In the same month, a team of researchers from Lucknow in Uttar Pradesh were mistaken for surveyors of the National Register of Citizens in Bihar’s Darbhanga district, and handed over to the police. On January 22, instances of government officials and individuals working in the private sector being assaulted were reported from Kota town in Rajasthan and Birbhum district in West Bengal.

Immunisation and health department officials faced opposition from Muslim residents in several parts of Hyderabad on January 20 and January 21. Residents of some localities accused the officials of secretly collecting information for the NRC and NPR.


As first reported by, the NPR is the first step to creating an all-Indian National Register of Citizens which would identify undocumented migrants residing in India. On December 24, the government allotted Rs 3,900 crore for the NPR initiative. However, it has denied that the NPR is in any way linked with the NRC, and claimed that the register is meant only for census data.

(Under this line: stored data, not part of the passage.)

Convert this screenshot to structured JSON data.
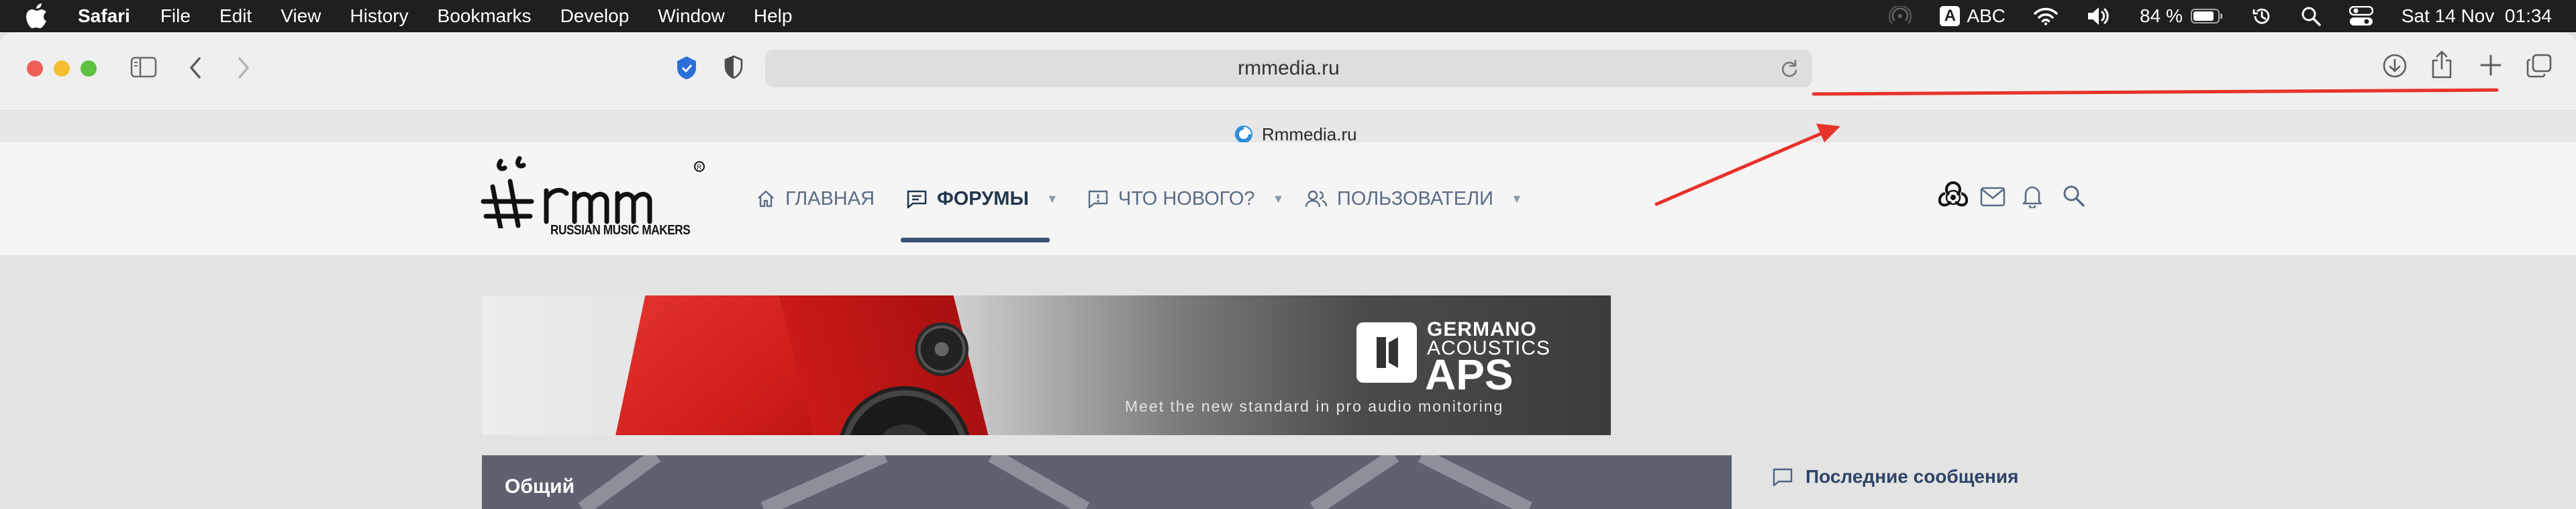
{
  "menubar": {
    "app_name": "Safari",
    "items": [
      "File",
      "Edit",
      "View",
      "History",
      "Bookmarks",
      "Develop",
      "Window",
      "Help"
    ],
    "input_source": "ABC",
    "battery": "84 %",
    "datetime": "Sat 14 Nov  01:34"
  },
  "browser": {
    "url": "rmmedia.ru",
    "tab_title": "Rmmedia.ru"
  },
  "site": {
    "logo_text": "rmm",
    "logo_tagline": "RUSSIAN MUSIC MAKERS",
    "nav": [
      {
        "label": "ГЛАВНАЯ"
      },
      {
        "label": "ФОРУМЫ"
      },
      {
        "label": "ЧТО НОВОГО?"
      },
      {
        "label": "ПОЛЬЗОВАТЕЛИ"
      }
    ]
  },
  "banner": {
    "brand_line1": "GERMANO",
    "brand_line2": "ACOUSTICS",
    "brand_line3": "APS",
    "tagline": "Meet the new standard in pro audio monitoring"
  },
  "content": {
    "forum_block_title": "Общий",
    "sidebar_title": "Последние сообщения"
  },
  "colors": {
    "nav_text": "#5a6c86",
    "nav_active": "#23374f",
    "annotation": "#e8322a"
  }
}
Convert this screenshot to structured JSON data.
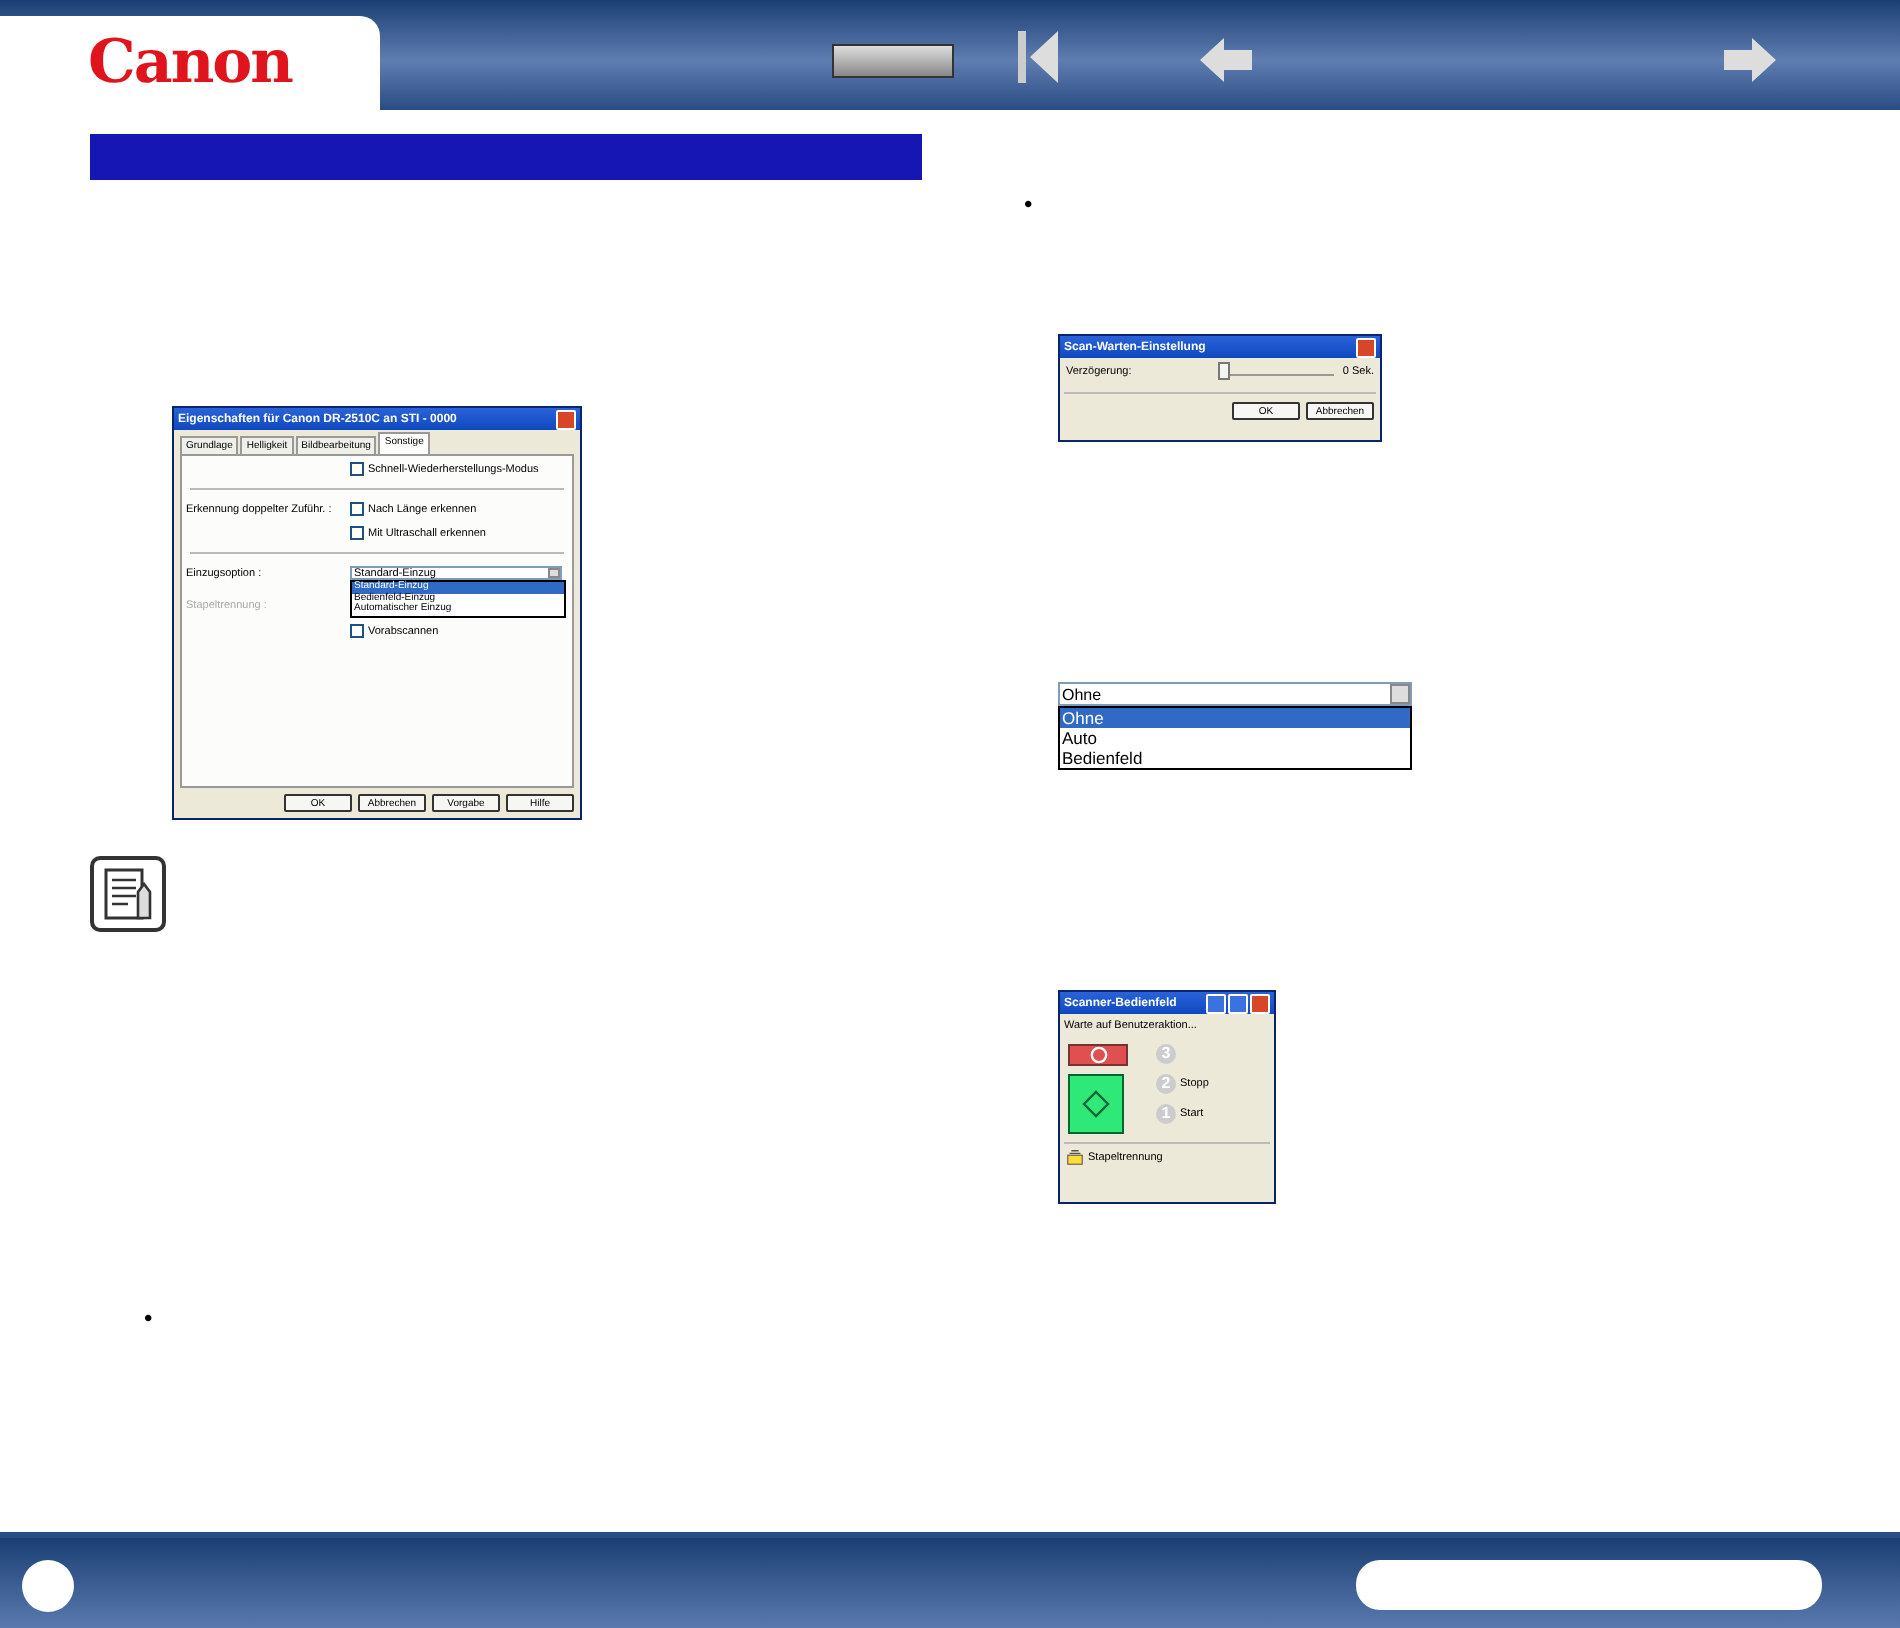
{
  "header": {
    "logo": "Canon"
  },
  "bullets": [
    "•",
    "•"
  ],
  "props_dialog": {
    "title": "Eigenschaften für Canon DR-2510C an STI - 0000",
    "tabs": [
      {
        "label": "Grundlage",
        "selected": false
      },
      {
        "label": "Helligkeit",
        "selected": false
      },
      {
        "label": "Bildbearbeitung",
        "selected": false
      },
      {
        "label": "Sonstige",
        "selected": true
      }
    ],
    "quick_mode": {
      "label": "Schnell-Wiederherstellungs-Modus",
      "checked": false
    },
    "double_feed_label": "Erkennung doppelter Zuführ. :",
    "double_feed": [
      {
        "label": "Nach Länge erkennen",
        "checked": false
      },
      {
        "label": "Mit Ultraschall erkennen",
        "checked": false
      }
    ],
    "feed_label": "Einzugsoption :",
    "feed_value": "Standard-Einzug",
    "feed_options": [
      {
        "label": "Standard-Einzug",
        "selected": true
      },
      {
        "label": "Bedienfeld-Einzug",
        "selected": false
      },
      {
        "label": "Automatischer Einzug",
        "selected": false
      }
    ],
    "separation_label": "Stapeltrennung :",
    "prescan": {
      "label": "Vorabscannen",
      "checked": false
    },
    "buttons": [
      "OK",
      "Abbrechen",
      "Vorgabe",
      "Hilfe"
    ]
  },
  "wait_dialog": {
    "title": "Scan-Warten-Einstellung",
    "label": "Verzögerung:",
    "level": 0,
    "reading": "0 Sek.",
    "buttons": [
      "OK",
      "Abbrechen"
    ]
  },
  "dropdown": {
    "value": "Ohne",
    "options": [
      {
        "label": "Ohne",
        "selected": true
      },
      {
        "label": "Auto",
        "selected": false
      },
      {
        "label": "Bedienfeld",
        "selected": false
      }
    ]
  },
  "panel": {
    "title": "Scanner-Bedienfeld",
    "status": "Warte auf Benutzeraktion...",
    "steps": [
      {
        "number": "3"
      },
      {
        "number": "2",
        "label": "Stopp"
      },
      {
        "number": "1",
        "label": "Start"
      }
    ],
    "separation": "Stapeltrennung"
  }
}
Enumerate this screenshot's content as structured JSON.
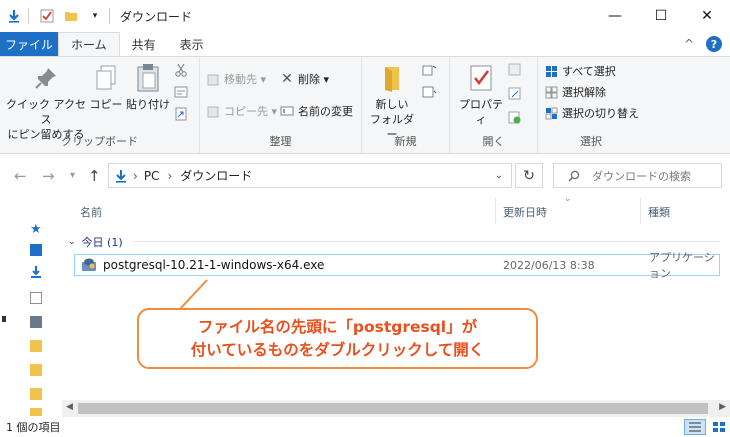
{
  "window": {
    "title": "ダウンロード",
    "minimize": "—",
    "maximize": "☐",
    "close": "✕"
  },
  "ribbon_tabs": {
    "file": "ファイル",
    "home": "ホーム",
    "share": "共有",
    "view": "表示"
  },
  "clipboard": {
    "pin": [
      "クイック アクセス",
      "にピン留めする"
    ],
    "copy": "コピー",
    "paste": "貼り付け",
    "label": "クリップボード"
  },
  "organize": {
    "move_to": "移動先 ▾",
    "copy_to": "コピー先 ▾",
    "delete": "削除 ▾",
    "rename": "名前の変更",
    "label": "整理"
  },
  "new": {
    "new_folder": [
      "新しい",
      "フォルダー"
    ],
    "label": "新規"
  },
  "open": {
    "properties": "プロパティ",
    "label": "開く"
  },
  "select": {
    "select_all": "すべて選択",
    "select_none": "選択解除",
    "invert": "選択の切り替え",
    "label": "選択"
  },
  "address": {
    "crumbs": [
      "PC",
      "ダウンロード"
    ],
    "search_placeholder": "ダウンロードの検索"
  },
  "columns": {
    "name": "名前",
    "date": "更新日時",
    "type": "種類"
  },
  "group": {
    "label": "今日 (1)"
  },
  "files": [
    {
      "name": "postgresql-10.21-1-windows-x64.exe",
      "date": "2022/06/13 8:38",
      "type": "アプリケーション"
    }
  ],
  "status": {
    "count": "1 個の項目"
  },
  "callout": {
    "line1": "ファイル名の先頭に「postgresql」が",
    "line2": "付いているものをダブルクリックして開く"
  },
  "colors": {
    "accent": "#1e6fc6",
    "callout": "#e8501e"
  }
}
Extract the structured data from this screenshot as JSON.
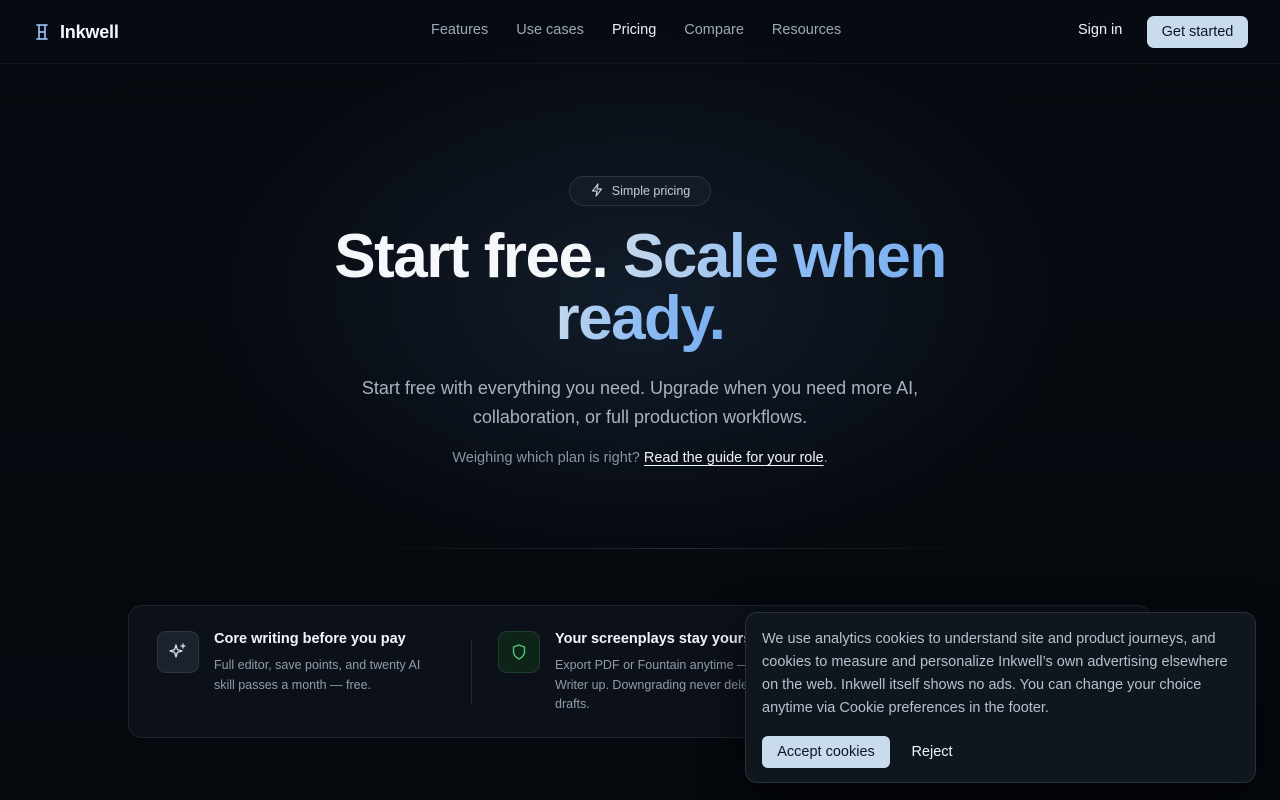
{
  "header": {
    "brand": "Inkwell",
    "nav": [
      "Features",
      "Use cases",
      "Pricing",
      "Compare",
      "Resources"
    ],
    "active_nav": "Pricing",
    "sign_in": "Sign in",
    "get_started": "Get started"
  },
  "hero": {
    "pill": "Simple pricing",
    "headline_plain": "Start free.",
    "headline_accent_1": "Scale when",
    "headline_accent_2": "ready.",
    "subtitle": "Start free with everything you need. Upgrade when you need more AI, collaboration, or full production workflows.",
    "guide_prefix": "Weighing which plan is right?",
    "guide_link": "Read the guide for your role",
    "guide_suffix": "."
  },
  "features": [
    {
      "icon": "sparkle-icon",
      "title": "Core writing before you pay",
      "desc": "Full editor, save points, and twenty AI skill passes a month — free."
    },
    {
      "icon": "shield-icon",
      "title": "Your screenplays stay yours",
      "desc": "Export PDF or Fountain anytime — from Writer up. Downgrading never deletes drafts."
    }
  ],
  "cookie": {
    "text": "We use analytics cookies to understand site and product journeys, and cookies to measure and personalize Inkwell’s own advertising elsewhere on the web. Inkwell itself shows no ads. You can change your choice anytime via Cookie preferences in the footer.",
    "accept": "Accept cookies",
    "reject": "Reject"
  },
  "colors": {
    "background": "#05080d",
    "accent": "#c9dcee",
    "headline_gradient_start": "#c4d8ec",
    "headline_gradient_end": "#7aaef0",
    "shield_green": "#4ec57a"
  }
}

The National Register of Citizens is a proposed exercise to distinguish undocumented migrants from genuine Indian citizens. One such exercise, carried out in Assam last year, led to the exclusion of over 19 lakh people.

There have been nationwide protests against the NRC, NPR and Citizenship Amendment Act over the past two months. At least 28 people have died in protests, including 19 in Uttar Pradesh itself.